The university alleges that the company’s “course packs” are collecting and selling material from many U of T courses. These course packs allegedly include lecture slides, course syllabi, tests, and exams. 

ez4edu’s website advertises course materials from over 1,000 Canadian university classes, including courses from the University of Waterloo, York University, McGill University, the University of British Columbia, and the University of Alberta.

Lawsuit details 

The lawsuit was filed in reference to the copyright infringement of three U of T professors’ course materials: Robert Gazzale, an associate professor of economics at UTSG; Lisa Kramer, a professor in finance at UTM; and Ai Taniguchi, an assistant professor of linguistics at UTM. The three professors are listed alongside the university as plaintiffs in the lawsuit. 

The plaintiffs are seeking monetary damages, the return of copyrighted materials, and an injunction to prevent future copyright infringement. 

U of T is also demanding that Easy Group Inc. return all of its direct or indirect revenues that came from the sale of copyright infringed materials, as well as an “award of punitive and exemplary damages.” 

The university first raised copyright concerns with an Easy EDU representative in October 2020. Two months later, Easy EDU assured the university that it would examine its material to “ensure there is absolutely no copyright infringement.” However, the university claims that Easy EDU continued to infringe copyright. 
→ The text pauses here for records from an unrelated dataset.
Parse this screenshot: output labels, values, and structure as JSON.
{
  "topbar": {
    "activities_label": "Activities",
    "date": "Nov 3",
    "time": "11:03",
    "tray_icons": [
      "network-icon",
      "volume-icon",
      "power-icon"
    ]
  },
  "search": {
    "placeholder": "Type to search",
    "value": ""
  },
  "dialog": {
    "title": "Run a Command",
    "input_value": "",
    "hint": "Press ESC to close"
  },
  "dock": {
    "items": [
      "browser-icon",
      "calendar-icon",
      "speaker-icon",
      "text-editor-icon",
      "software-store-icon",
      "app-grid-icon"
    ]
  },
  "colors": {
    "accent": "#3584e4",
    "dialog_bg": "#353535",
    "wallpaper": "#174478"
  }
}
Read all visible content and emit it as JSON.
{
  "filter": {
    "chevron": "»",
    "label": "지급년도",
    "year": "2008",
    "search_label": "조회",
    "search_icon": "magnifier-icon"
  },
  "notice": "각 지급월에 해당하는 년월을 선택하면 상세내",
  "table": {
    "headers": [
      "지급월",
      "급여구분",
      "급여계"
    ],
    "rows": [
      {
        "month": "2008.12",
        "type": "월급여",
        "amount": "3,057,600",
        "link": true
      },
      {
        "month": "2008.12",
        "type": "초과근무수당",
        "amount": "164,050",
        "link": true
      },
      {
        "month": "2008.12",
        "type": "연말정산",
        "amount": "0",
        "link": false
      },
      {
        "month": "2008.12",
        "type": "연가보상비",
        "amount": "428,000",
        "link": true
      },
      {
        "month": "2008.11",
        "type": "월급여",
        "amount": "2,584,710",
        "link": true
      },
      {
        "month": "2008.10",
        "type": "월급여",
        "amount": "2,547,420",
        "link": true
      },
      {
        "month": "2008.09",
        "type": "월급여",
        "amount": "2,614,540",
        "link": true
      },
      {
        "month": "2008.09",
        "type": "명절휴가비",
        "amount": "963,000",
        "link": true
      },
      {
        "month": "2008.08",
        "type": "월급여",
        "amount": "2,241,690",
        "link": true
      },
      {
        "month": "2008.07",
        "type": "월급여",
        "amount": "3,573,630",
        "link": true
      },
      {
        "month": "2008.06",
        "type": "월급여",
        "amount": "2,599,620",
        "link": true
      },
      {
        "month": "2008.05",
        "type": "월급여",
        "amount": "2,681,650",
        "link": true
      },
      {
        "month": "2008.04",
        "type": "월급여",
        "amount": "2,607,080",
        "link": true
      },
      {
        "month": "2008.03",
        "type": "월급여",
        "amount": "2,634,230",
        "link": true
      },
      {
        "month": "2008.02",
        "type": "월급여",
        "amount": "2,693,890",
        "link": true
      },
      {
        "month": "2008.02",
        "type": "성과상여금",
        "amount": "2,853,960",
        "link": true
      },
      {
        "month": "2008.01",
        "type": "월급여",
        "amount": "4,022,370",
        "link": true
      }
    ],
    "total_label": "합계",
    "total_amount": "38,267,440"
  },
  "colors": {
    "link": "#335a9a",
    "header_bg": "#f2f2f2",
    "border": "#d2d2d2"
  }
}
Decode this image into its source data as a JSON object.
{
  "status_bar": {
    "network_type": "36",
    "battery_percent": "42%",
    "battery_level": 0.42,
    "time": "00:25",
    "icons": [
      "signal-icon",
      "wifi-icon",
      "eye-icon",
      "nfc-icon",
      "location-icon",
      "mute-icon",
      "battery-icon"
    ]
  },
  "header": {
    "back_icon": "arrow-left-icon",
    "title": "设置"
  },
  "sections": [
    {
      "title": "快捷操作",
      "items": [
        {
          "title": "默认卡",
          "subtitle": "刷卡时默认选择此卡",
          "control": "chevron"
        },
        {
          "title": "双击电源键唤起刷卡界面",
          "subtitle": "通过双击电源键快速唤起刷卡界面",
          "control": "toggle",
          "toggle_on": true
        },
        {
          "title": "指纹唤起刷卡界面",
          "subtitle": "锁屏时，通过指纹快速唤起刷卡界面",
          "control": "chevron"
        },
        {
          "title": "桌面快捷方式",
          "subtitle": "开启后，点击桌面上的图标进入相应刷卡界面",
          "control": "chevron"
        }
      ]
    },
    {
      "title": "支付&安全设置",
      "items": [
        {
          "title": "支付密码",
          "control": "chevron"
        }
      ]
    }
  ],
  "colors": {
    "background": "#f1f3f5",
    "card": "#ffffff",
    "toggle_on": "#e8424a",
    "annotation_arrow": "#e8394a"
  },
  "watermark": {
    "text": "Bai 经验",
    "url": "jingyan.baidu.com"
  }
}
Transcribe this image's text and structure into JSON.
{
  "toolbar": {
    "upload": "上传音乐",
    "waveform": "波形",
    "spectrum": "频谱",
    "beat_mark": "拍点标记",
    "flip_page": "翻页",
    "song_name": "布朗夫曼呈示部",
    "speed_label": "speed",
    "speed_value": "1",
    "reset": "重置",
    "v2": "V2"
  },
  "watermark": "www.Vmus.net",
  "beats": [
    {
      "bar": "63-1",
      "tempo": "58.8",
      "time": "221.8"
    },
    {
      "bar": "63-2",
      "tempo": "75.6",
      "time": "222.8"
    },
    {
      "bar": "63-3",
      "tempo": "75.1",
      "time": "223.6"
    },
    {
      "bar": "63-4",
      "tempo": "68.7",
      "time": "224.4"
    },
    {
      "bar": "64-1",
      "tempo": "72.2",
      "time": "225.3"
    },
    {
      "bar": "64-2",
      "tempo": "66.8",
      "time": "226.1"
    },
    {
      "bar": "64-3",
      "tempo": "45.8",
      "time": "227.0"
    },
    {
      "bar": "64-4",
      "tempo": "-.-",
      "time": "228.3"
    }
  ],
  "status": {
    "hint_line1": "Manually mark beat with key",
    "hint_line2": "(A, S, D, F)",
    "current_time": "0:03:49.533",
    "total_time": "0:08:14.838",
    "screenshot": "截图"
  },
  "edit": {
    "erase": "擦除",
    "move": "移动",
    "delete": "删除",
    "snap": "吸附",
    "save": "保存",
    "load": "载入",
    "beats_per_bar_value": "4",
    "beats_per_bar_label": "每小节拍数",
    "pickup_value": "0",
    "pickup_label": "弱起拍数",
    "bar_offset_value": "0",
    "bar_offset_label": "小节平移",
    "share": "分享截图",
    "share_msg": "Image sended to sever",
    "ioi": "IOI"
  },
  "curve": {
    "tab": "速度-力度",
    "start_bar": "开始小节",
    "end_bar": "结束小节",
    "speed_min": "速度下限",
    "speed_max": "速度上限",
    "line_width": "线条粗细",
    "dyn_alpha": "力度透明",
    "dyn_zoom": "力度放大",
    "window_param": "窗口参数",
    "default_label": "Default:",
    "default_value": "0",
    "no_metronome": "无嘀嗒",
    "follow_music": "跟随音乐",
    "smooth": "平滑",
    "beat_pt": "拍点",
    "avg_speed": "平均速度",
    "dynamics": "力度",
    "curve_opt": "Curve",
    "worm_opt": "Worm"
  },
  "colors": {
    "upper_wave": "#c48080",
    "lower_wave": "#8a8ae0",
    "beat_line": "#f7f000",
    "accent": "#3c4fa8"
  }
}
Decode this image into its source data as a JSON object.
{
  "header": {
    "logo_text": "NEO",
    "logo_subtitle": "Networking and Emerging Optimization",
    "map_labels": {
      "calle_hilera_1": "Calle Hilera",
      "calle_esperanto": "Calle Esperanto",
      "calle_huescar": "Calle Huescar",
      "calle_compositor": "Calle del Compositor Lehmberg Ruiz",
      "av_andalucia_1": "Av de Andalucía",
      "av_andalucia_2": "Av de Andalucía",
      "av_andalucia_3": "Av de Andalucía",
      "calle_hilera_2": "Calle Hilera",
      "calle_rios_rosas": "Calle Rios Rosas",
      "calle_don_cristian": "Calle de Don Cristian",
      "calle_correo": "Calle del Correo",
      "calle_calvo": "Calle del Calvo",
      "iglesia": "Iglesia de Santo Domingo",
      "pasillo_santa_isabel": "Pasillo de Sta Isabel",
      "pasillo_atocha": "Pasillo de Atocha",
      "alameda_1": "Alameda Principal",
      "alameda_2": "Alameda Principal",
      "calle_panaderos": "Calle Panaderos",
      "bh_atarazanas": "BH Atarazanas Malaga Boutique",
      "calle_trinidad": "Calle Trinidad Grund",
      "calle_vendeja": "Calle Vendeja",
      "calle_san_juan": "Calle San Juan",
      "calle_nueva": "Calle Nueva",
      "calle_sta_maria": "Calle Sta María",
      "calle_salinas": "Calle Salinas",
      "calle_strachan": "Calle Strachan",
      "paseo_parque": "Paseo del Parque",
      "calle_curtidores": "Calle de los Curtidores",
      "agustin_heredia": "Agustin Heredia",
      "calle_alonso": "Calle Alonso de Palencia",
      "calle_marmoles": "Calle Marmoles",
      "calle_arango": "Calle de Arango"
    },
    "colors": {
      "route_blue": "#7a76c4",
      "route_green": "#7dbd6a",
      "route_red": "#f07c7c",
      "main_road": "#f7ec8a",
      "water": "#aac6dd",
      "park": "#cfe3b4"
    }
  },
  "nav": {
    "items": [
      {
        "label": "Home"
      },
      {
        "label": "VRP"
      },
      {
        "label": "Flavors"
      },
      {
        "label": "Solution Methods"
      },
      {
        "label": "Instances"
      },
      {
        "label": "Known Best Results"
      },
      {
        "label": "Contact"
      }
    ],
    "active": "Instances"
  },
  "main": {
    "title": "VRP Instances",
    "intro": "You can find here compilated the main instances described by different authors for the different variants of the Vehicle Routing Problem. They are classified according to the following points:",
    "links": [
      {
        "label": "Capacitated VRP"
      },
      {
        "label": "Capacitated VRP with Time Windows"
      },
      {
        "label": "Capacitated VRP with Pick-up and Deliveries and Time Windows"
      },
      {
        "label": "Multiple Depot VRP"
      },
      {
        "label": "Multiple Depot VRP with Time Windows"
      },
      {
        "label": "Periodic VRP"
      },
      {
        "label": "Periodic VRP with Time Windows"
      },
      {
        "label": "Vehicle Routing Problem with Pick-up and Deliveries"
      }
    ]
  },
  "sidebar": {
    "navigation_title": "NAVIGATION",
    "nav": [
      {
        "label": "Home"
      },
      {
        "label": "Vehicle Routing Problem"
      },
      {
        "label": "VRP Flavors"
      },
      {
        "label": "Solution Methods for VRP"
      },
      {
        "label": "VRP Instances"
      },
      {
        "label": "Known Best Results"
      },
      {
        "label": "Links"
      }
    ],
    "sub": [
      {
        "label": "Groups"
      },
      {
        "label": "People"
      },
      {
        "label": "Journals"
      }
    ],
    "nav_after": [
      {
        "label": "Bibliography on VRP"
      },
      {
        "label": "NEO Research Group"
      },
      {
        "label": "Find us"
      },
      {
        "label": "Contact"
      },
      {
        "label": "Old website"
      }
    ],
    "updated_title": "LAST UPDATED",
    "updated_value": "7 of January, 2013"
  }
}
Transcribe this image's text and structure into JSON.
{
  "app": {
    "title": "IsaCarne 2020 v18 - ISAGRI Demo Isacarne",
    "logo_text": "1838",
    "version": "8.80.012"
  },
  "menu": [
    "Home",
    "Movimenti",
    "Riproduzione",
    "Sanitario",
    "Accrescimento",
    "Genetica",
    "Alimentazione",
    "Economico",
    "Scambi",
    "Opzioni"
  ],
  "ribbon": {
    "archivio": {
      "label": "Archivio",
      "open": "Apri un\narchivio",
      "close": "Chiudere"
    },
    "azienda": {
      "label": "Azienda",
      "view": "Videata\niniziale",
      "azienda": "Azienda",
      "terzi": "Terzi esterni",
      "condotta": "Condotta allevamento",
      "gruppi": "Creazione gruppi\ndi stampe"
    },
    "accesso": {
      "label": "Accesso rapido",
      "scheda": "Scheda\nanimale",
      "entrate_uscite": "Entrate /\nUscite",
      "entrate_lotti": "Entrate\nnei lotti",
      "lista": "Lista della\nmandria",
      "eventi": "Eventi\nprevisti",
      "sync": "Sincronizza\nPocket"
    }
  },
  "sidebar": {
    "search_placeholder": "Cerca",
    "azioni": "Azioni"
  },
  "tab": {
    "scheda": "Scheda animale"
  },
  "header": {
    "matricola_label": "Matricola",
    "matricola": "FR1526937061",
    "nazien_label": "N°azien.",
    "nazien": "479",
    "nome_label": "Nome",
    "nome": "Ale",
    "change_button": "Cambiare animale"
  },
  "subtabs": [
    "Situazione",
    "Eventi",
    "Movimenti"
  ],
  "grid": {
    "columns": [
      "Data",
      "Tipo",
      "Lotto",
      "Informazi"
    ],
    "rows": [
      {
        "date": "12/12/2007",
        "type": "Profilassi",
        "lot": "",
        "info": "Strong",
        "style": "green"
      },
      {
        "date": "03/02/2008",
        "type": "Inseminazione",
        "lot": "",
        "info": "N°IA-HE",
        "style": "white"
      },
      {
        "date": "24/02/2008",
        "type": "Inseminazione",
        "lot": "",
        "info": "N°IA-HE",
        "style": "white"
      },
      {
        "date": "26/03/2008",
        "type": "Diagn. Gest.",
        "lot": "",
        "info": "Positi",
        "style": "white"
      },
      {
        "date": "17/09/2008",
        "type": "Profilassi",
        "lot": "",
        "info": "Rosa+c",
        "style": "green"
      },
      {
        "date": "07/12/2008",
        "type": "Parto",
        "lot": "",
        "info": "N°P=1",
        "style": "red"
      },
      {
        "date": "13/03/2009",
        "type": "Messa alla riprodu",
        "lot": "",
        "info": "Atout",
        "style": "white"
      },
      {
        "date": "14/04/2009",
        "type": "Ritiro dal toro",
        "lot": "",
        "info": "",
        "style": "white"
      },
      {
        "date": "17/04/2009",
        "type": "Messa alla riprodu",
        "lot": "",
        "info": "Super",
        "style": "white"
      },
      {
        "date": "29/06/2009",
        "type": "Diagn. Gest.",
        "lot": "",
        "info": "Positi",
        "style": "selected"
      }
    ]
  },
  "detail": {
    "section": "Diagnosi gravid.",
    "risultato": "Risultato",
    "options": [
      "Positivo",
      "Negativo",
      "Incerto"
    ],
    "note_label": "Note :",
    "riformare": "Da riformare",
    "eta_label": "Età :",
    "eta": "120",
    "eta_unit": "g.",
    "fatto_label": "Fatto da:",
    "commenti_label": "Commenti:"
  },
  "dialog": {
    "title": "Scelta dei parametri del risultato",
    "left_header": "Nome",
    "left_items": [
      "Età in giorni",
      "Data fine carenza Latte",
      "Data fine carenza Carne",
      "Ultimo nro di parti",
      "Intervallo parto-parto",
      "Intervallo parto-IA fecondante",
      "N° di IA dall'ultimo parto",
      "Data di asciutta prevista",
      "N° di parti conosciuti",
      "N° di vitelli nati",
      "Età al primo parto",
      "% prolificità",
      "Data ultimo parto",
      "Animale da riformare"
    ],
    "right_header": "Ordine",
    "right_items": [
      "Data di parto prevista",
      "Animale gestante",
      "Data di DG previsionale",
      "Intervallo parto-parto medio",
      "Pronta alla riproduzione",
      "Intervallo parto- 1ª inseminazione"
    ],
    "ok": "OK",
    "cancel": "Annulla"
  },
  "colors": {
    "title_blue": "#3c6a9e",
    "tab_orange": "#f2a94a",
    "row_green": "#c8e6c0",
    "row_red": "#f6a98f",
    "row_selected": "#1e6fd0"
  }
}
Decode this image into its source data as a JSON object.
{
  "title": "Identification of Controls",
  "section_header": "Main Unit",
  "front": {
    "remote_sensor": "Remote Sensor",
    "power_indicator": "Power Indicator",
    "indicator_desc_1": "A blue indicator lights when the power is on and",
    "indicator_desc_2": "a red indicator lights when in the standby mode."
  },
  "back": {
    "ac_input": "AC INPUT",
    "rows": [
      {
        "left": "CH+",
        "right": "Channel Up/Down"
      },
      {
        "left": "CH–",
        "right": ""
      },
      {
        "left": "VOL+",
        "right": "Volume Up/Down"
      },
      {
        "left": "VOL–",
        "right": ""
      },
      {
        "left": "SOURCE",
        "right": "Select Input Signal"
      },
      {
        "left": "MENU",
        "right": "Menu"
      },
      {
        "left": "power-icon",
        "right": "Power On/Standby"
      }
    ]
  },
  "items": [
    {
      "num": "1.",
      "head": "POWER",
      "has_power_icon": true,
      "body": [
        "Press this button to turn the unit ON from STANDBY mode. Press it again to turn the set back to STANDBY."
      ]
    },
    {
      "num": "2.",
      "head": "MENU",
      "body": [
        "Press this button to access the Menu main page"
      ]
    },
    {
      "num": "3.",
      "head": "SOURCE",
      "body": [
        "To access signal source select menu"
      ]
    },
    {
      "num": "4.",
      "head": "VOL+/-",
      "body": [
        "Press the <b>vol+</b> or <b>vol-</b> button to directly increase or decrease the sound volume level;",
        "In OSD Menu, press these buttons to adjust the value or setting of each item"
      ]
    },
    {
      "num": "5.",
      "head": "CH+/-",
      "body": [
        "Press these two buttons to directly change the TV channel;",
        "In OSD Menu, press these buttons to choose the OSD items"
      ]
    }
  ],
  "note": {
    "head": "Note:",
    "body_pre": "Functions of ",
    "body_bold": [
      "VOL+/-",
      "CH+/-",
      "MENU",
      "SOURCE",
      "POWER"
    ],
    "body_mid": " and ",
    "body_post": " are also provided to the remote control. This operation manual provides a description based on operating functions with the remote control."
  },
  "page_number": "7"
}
In April 2021, the university sent a letter to Easy EDU restating its demand for the company to cease the selling of tutoring packages with replicated materials. According to the university, Easy EDU did not respond.

Concerns for students

The university alleges that Easy EDU “unfairly exploits” students, especially international students who may harbour “fears of not doing well in an unfamiliar setting.”

In an email to The Varsity, Kramer echoed these concerns. She wrote that students who have purchased the materials “may have the mistaken impression that the university and professors are partnering with the company, which we are not.”

The statement of claim alleges that, by creating that impression, Easy EDU “infringed the professors’ moral rights.” 

Kramer explained that students may not be aware that “by using these materials, they may be violating the university’s academic integrity policies, which can lead to serious outcomes including grade penalties, transcript notations, and suspension.” 

“Additionally, students are being charged high sums for access to materials they will often obtain automatically when they take a course,” she wrote. She added that Easy EDU provides assistance comparable to what students can access for free — for example, by approaching instructors or seeking out on-campus academic support.

In a statement to The Varsity, Gazzale added, “I am especially saddened that this seems to be part of a business model based on selling ‘gaming the system’ as opposed to ‘learning economics.’”

The university cautions against the use of tutoring services, like those Easy EDU offers, for they may provide students with “unauthorized academic assistance.” Violations of the Code of Behaviour on Academic Matters may lead to penalties for academic misconduct and cheating, like a suspension or an assigned grade of zero for the course.

The announcement explains that students have access to numerous academic supports through the university. These academic supports include “14 writing centres that offer one-on-one support, learning strategists, organized study groups, old exam banks, workshops and an academic success centre.” 

U of T has pledged to use any funds obtained from the lawsuit for student academic support. 

The Varsity has reached out to Easy EDU and Ai Taniguchi for comment.